Several points never, ever made in the laughable US Main stream media (MSM) need to be pointed out here.

First, none of these current and recent Social Democratic governments in any of these countries either tried to invade or otherwise destabilize or topple any of their neighbors.

Second, none of the Social Democratic, repeatedly reelected leaders who were destabilized and eventually toppled by US-backed military coups in Brazil or Bolivia ever supported any terrorist groups operating anywhere in the hemisphere. President Fernandez has been exemplary at prosecuting and exposing both former extreme right-wing human rights violators and death squad supporters in his own country in the dark 1970s and early 1980s and extreme leftist groups operating in later decades too.

The real crime of these far from extreme reformist leaders of course was that they continued to defy the United States government, Wall Street financial interests and the International Monetary Fund and put the needs of their own peoples first.

Third, it is quite simply impossible to find anywhere in the English language mainstream media in the United States any acknowledgement whatsoever of this enormous, continent -wide political tide that over the past 15 years at least has swept from the Rio Grande land border between the United States and Mexico all the way down to remote Patagonia in the extreme south of Argentina.

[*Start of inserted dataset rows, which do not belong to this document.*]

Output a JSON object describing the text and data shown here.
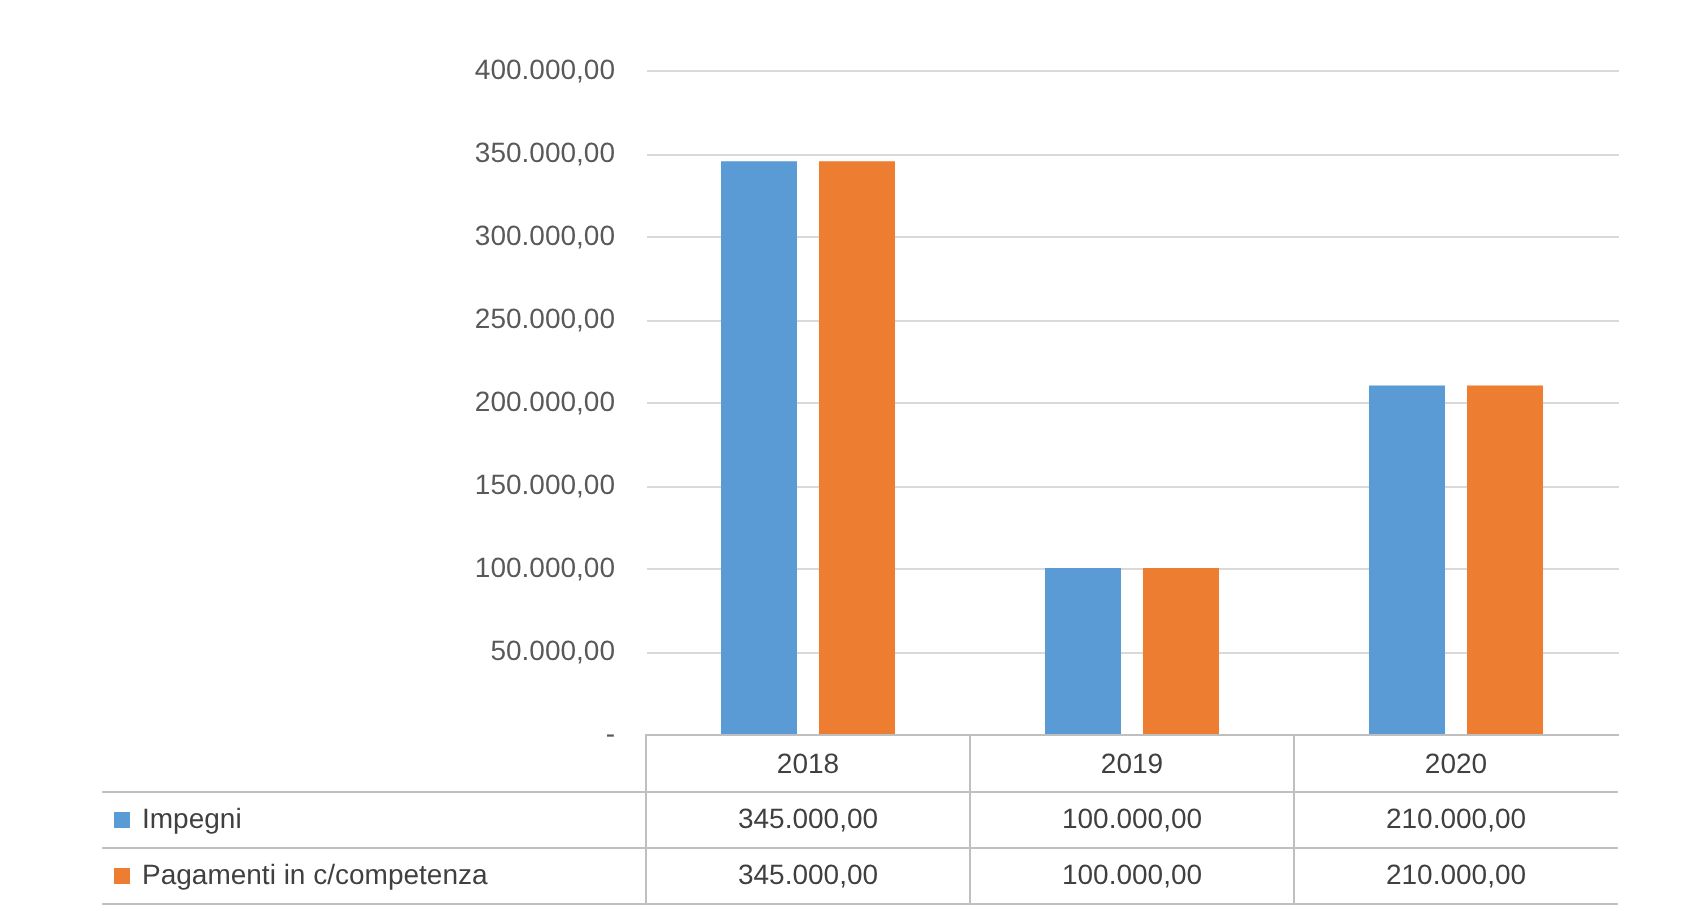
{
  "chart_data": {
    "type": "bar",
    "categories": [
      "2018",
      "2019",
      "2020"
    ],
    "series": [
      {
        "name": "Impegni",
        "color": "#5b9bd5",
        "values": [
          345000,
          100000,
          210000
        ],
        "value_labels": [
          "345.000,00",
          "100.000,00",
          "210.000,00"
        ]
      },
      {
        "name": "Pagamenti in c/competenza",
        "color": "#ed7d31",
        "values": [
          345000,
          100000,
          210000
        ],
        "value_labels": [
          "345.000,00",
          "100.000,00",
          "210.000,00"
        ]
      }
    ],
    "ylim": [
      0,
      400000
    ],
    "yticks": [
      {
        "value": 0,
        "label": "-"
      },
      {
        "value": 50000,
        "label": "50.000,00"
      },
      {
        "value": 100000,
        "label": "100.000,00"
      },
      {
        "value": 150000,
        "label": "150.000,00"
      },
      {
        "value": 200000,
        "label": "200.000,00"
      },
      {
        "value": 250000,
        "label": "250.000,00"
      },
      {
        "value": 300000,
        "label": "300.000,00"
      },
      {
        "value": 350000,
        "label": "350.000,00"
      },
      {
        "value": 400000,
        "label": "400.000,00"
      }
    ],
    "grid": "y",
    "legend": "bottom"
  }
}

At best, financial outlets like"The Economist"and the"Financial Times"in London or"Forbes"and the"Wall Street Journal"in New York will brush off these continuing political dynamics as temporary inconveniences reflecting the alleged illiteracy and stupidity of the majority populations, especially indigenous Native Americans. The British Broadcasting Corporation in London and Public Broadcasting System in Washington of course know better than to question their masters.

Exactly the same arguments of course are used in the United States to sneer at, marginalize and humiliate the so-called"Deplorables"- the mainstream working class white, black and Hispanic populations of the American heartland who have been devastated by the policies of open borders, unregulated global free trade and withdrawal of government aid and support for them.

The pattern of politics and the tide of history across all the vast lands of Latin America in the 21st century are unmistakable: The peoples of the hemisphere seek and treasure democratic freedoms, open and fair elections and peaceful domestic economic and social policies.

And what nation and forces are interfering in the domestic affairs, electoral processes and democratic freedoms of all these nations? It is not Russia or China.

But how long can these tides of history demanding democracy and socially responsible policies be held back? And what happens when they finally break through?